Эйдриан увидел четыре глубоких шрама. След, оставленный лапой огромного зверя.
– Я немедленно отправляюсь в деревню Миклина, – объявил рейнджер. – Я должен разузнать все, что сумею, о повадках этого зверя. Тогда я его выслежу и убью.
– Смотри, как бы самому не сгинуть в лесу, – ухмыльнулся Микаэль, поворачиваясь к сидящим за его столиком, чтобы выпить с ними.
Юноша схватил его за плечо и резко повернул лицом к себе.
– Ты нарисуешь мне, как добраться до этой деревни, – спокойно приказал он, но от одного звука его голоса лицо Микаэля сразу же покрылось бледностью. – Потом ты еще раз подробно расскажешь о той ночи, когда этот человек превратился в тигра. И еще вспомни до мелочей, как выглядел зверь.
Когда Микаэль сделал все, что велел ему Эйдриан, тот под сочувственные кивки собравшихся покинул трактир.
– Отправился не мешкая, – заметил Румпар, и снова жители Фестертула закивали, одобрительно перешептываясь.
– На верную смерть отправился, – возразил Микаэль. – Если столкнется с человеком-тигром, вы вашего Ночного Ястреба больше не увидите.
Ответом ему были пренебрежительные усмешки собравшихся.

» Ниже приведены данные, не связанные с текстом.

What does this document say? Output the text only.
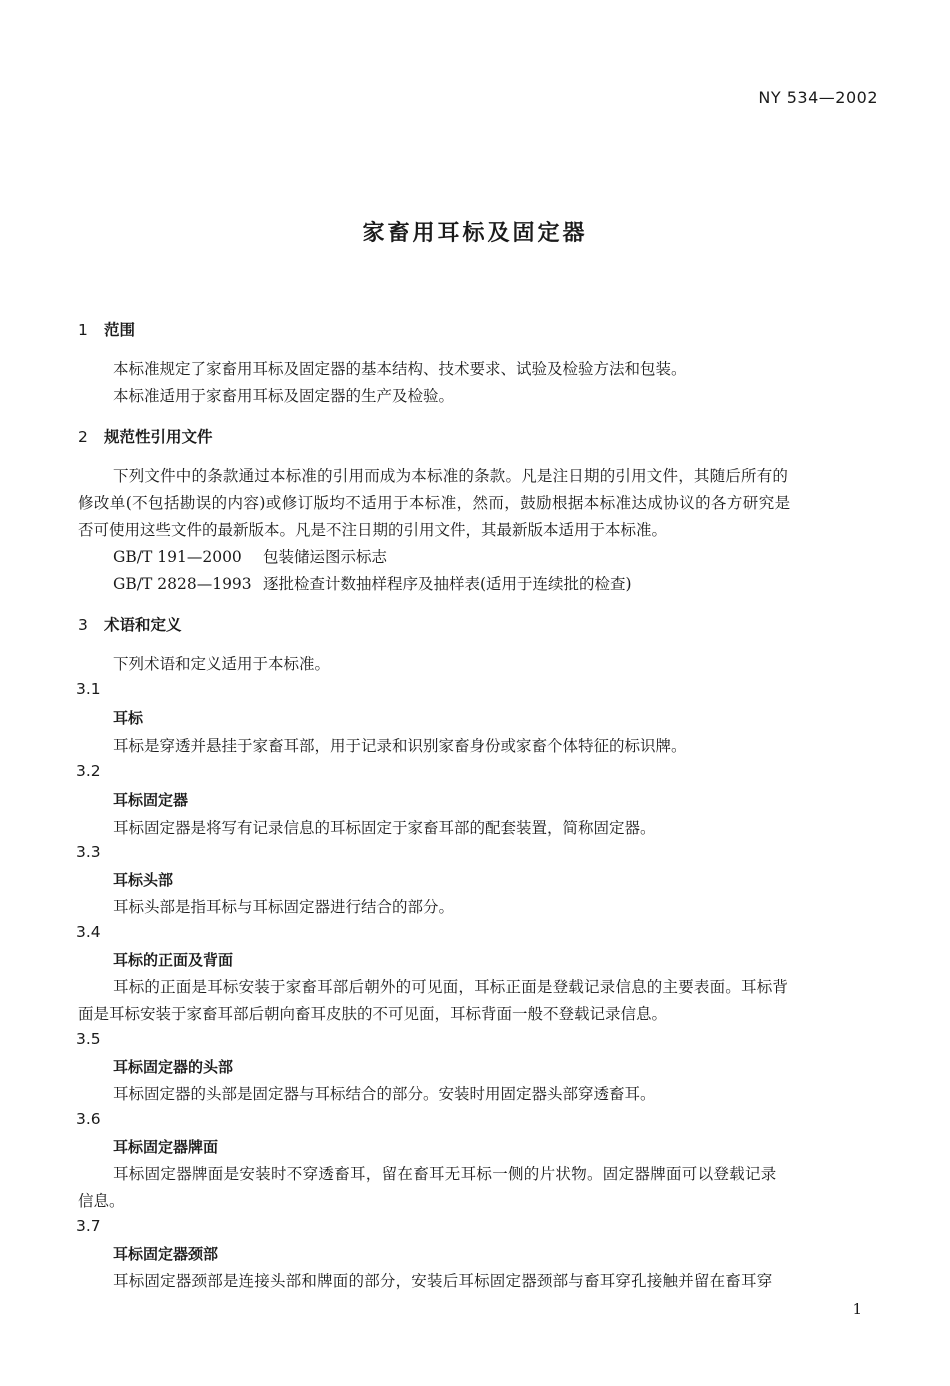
NY 534—2002
家畜用耳标及固定器
1 范围
本标准规定了家畜用耳标及固定器的基本结构、技术要求、试验及检验方法和包装。
本标准适用于家畜用耳标及固定器的生产及检验。
2 规范性引用文件
下列文件中的条款通过本标准的引用而成为本标准的条款。凡是注日期的引用文件，其随后所有的
修改单(不包括勘误的内容)或修订版均不适用于本标准，然而，鼓励根据本标准达成协议的各方研究是
否可使用这些文件的最新版本。凡是不注日期的引用文件，其最新版本适用于本标准。
GB/T 191—2000 包装储运图示标志
GB/T 2828—1993 逐批检查计数抽样程序及抽样表(适用于连续批的检查)
3 术语和定义
下列术语和定义适用于本标准。
3.1
耳标
耳标是穿透并悬挂于家畜耳部，用于记录和识别家畜身份或家畜个体特征的标识牌。
3.2
耳标固定器
耳标固定器是将写有记录信息的耳标固定于家畜耳部的配套装置，简称固定器。
3.3
耳标头部
耳标头部是指耳标与耳标固定器进行结合的部分。
3.4
耳标的正面及背面
耳标的正面是耳标安装于家畜耳部后朝外的可见面，耳标正面是登载记录信息的主要表面。耳标背
面是耳标安装于家畜耳部后朝向畜耳皮肤的不可见面，耳标背面一般不登载记录信息。
3.5
耳标固定器的头部
耳标固定器的头部是固定器与耳标结合的部分。安装时用固定器头部穿透畜耳。
3.6
耳标固定器牌面
耳标固定器牌面是安装时不穿透畜耳，留在畜耳无耳标一侧的片状物。固定器牌面可以登载记录
信息。
3.7
耳标固定器颈部
耳标固定器颈部是连接头部和牌面的部分，安装后耳标固定器颈部与畜耳穿孔接触并留在畜耳穿
1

Жители Фестертула привыкли полагаться на Ночного Ястреба. В их глазах он давно перестал быть хвастливым мальчишкой. Теперь он являлся защитником Фестертула, и жители деревни чрезвычайно гордились этим.

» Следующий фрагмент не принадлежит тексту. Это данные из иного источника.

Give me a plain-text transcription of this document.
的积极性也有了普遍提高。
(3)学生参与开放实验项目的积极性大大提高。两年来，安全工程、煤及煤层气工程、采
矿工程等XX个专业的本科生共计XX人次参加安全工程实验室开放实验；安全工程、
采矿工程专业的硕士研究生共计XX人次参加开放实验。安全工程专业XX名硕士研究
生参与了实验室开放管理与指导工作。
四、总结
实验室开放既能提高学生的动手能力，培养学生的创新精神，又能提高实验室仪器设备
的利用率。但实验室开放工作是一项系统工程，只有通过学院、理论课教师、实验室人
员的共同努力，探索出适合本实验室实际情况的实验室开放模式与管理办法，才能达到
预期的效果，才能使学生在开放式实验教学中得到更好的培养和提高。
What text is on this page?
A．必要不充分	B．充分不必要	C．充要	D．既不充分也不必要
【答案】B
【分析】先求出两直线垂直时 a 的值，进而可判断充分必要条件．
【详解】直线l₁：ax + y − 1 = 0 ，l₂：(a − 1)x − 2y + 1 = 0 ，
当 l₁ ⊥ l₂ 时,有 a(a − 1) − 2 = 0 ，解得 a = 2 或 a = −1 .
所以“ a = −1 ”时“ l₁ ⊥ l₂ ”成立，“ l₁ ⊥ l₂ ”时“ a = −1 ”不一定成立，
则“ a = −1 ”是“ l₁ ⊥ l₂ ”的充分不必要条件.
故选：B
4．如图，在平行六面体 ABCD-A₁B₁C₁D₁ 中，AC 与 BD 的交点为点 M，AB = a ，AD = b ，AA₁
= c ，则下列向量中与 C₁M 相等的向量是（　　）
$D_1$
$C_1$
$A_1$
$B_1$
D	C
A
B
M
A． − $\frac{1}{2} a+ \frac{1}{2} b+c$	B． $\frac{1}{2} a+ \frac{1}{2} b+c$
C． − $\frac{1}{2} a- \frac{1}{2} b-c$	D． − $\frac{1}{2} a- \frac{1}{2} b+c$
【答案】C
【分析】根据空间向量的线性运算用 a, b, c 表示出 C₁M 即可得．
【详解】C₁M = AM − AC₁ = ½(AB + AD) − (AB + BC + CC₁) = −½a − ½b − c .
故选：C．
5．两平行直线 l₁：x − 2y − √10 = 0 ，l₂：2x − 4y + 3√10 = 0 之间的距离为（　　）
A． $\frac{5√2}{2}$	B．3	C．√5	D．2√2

Однако каждый, кто сидел сейчас у Румпара, боялся, как бы пророчество Микаэля не оказалось верным. Ведь тогда вместо юного рейнджера, их защитника, им останется лишь память о погибшем неведомо где юном герое.

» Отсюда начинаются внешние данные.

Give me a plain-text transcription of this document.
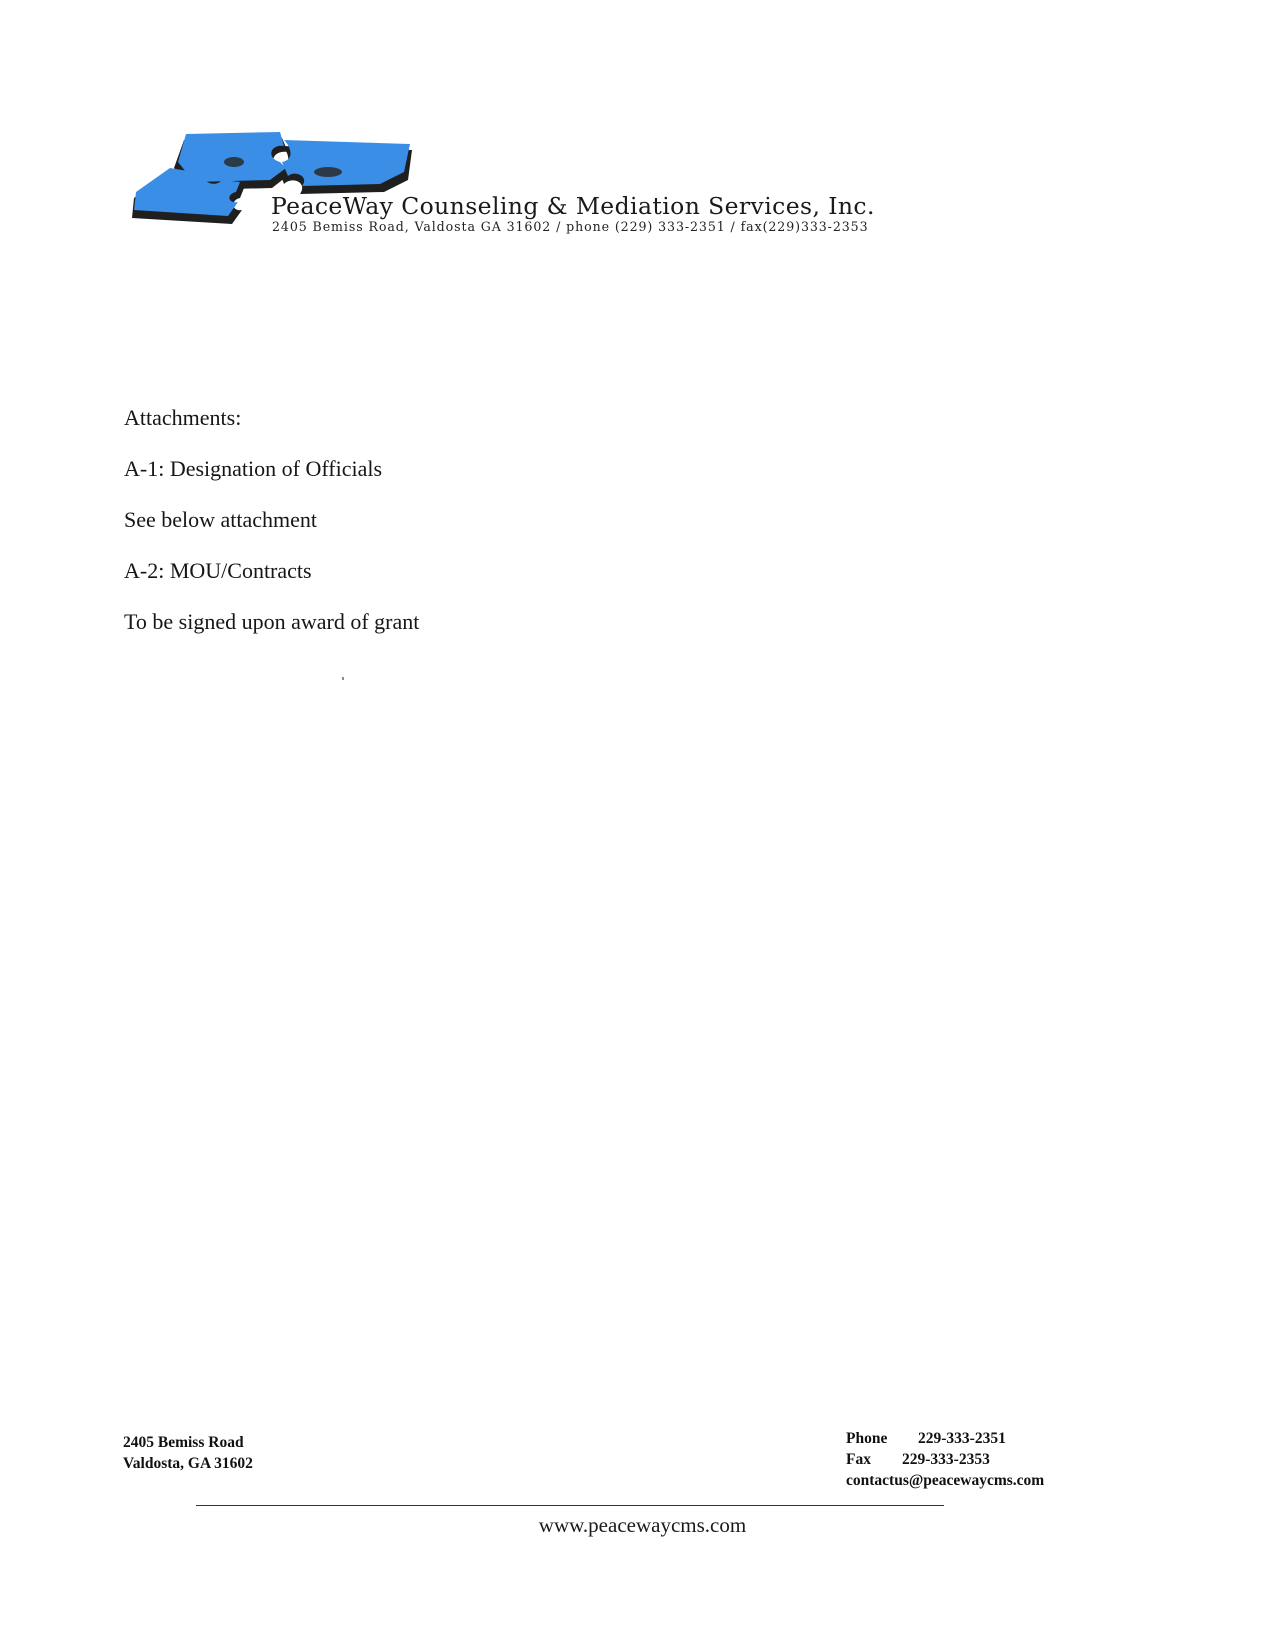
PeaceWay Counseling & Mediation Services, Inc.
2405 Bemiss Road, Valdosta GA 31602 / phone (229) 333-2351 / fax(229)333-2353
Attachments:
A-1: Designation of Officials
See below attachment
A-2: MOU/Contracts
To be signed upon award of grant
2405 Bemiss Road
Valdosta, GA 31602
Phone 229-333-2351
Fax 229-333-2353
contactus@peacewaycms.com
www.peacewaycms.com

Через два дня она нашла Де'Уннеро сидящим на холме. Место это было не так уж и далеко от деревни – Садья и бывший монах часто удалялись сюда для любовных утех. Певица окончательно покинула Туберов Ручей, объявив жителям деревни, что теперь, после страшной гибели мужа, ее здесь ничего не держит и она возвращается к своим родным в Палмарис. Разумеется, Садью уговаривали остаться. Увидев, что уговоры бесполезны, несколько человек вызвались ее сопровождать. Когда же она решительно отказалась от попутчиков, ей посоветовали переждать хотя бы несколько дней. Неужели ей хочется угодить прямо в когти страшному зверю?
Именно этого ей и хотелось… Сейчас ее тигр, теперь уже в человеческом обличье, тихо сидел на склоне холма. На нем была та одежда, которую он припрятал в лесу на случай бегства из Туберова Ручья. Внешне Де'Уннеро выглядел вполне спокойным.
– Не думал, что ты придешь, – с напускным равнодушием произнес бывший монах.
Но Садья знала правду, знала, с каким нетерпением он ждал ее появления.
– Уж не собираешься ли ты расстаться со мной? – вызывающе спросила певица. – Или ты настолько глуп, что считаешь, будто сможешь обойтись без меня?
Последние слова и в особенности то, каким небрежно-уверенным тоном они были произнесены, вызвали у измученного Де'Уннеро настоящий взрыв хохота. Неожиданно он подался вперед, крепко обнял Садью и упал вместе с ней на мягкую, устланную листьями землю.
– Ты не боишься? – спросил бывший монах, когда мгновения любовной страсти остались позади и они, обнявшись, лежали под голубым осенним небом.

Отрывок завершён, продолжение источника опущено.